Grey margin finance, which allow speculators to borrow money to buy stocks outside of the usual channels through brokerages, was a major contributor to China’s equity market bubble in early 2015. The ensuing crash was triggered in part by a regulatory crackdown on such activities.
The regulator’s move came after China Securities Finance Corp., the State-backed agency that provides funding to brokerages for margin trading, restarted offering loans to securities firms for periods ranging from 7 days to 182 days four days ago.
Margin trading, through which investors only need to deposit a small proportion of the value of their trades, potentially generates bigger profits but also exposes them to bigger losses.
The amount of shares purchased on margin had dropped sharply from last year’s pre-rout peak as traders fled the world’s worst-performing stock market and regulators made it harder for investors to access loans. Leveraged bets fell to the lowest level since December 2014 in the week through March 18. But outstanding margin trading rose 2.2 percent, the most since Nov. 9, to 863.3 billion yuan (US$133 billion) last Monday, the same day when China Securities Finance resumed short-dated margin loans to brokerages at lower interest rates.
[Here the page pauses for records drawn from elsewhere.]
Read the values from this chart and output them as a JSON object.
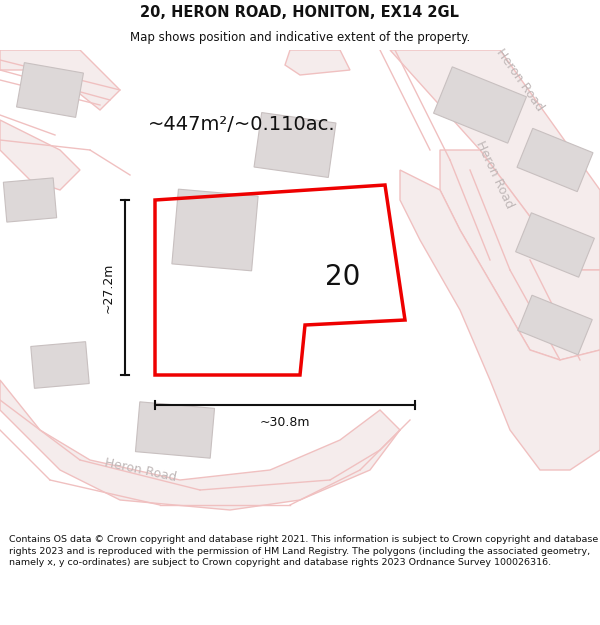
{
  "title_line1": "20, HERON ROAD, HONITON, EX14 2GL",
  "title_line2": "Map shows position and indicative extent of the property.",
  "area_label": "~447m²/~0.110ac.",
  "number_label": "20",
  "dim_height": "~27.2m",
  "dim_width": "~30.8m",
  "footer_text": "Contains OS data © Crown copyright and database right 2021. This information is subject to Crown copyright and database rights 2023 and is reproduced with the permission of HM Land Registry. The polygons (including the associated geometry, namely x, y co-ordinates) are subject to Crown copyright and database rights 2023 Ordnance Survey 100026316.",
  "map_bg": "#f8f4f4",
  "road_color": "#f0c0c0",
  "road_fill": "#f5ecec",
  "building_fill": "#ddd8d8",
  "building_edge": "#c8c0c0",
  "plot_color": "#ee0000",
  "road_label_color": "#c0b8b8",
  "title_color": "#111111",
  "footer_color": "#111111",
  "heron_road_label_color": "#bbbbbb",
  "dim_color": "#111111"
}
The reduced rates shouldn’t be seen as regulators encouraging leverage in the stock market, China Securities Journal reported on its front page Wednesday, without citing anyone. The rate cut was a normal adjustment based on the money market rate trend, as well as changes in supply and demand, the newspaper wrote.
Deng Ge, a spokesman for the China Securities Regulatory Commission (CSRC), also said Friday that plans for a proposed emerging industries board needed more study.
The emerging industries stock board was first proposed by the State Council in 2015. But domestic media said references to it were deleted from the nation’s 13th Five-Year Plan (2016-20), leading some observers to speculate the idea would be scrapped.
Deng said that plans for the board are still at the discussion stage and various details still need to be finalized. He said that accelerating the development of strategic emerging industries remained “a national strategy and the CSRC pays close attention to supporting their development in the capital market.”
The board was scheduled to be launched this year on the Shanghai Stock Exchange for domestic high growth and innovative companies as the existing ChiNext startup board in Shenzhen is not enough to serve a recent entrepreneurial wave.
China’s emerging industry boomed in recent years as the government boosted service sector and high-tech manufacturing to facilitate an economic overhaul. The industry’s output is expected to account for 15 percent of gross domestic product by 2020, up from the current 8 percent.
Deng also dismissed reports that the securities regulator had created a blacklist of 30 to 40 problematic listed companies, which it planned to delist, as it seeks to restore investor confidence through an intensified elimination of law-breaking firms.
“The reports are seriously inconsistent with the facts,” said Deng. “Stock exchanges are responsible for the delisting of listed companies. Listed companies should operate according to the rules and regulations.”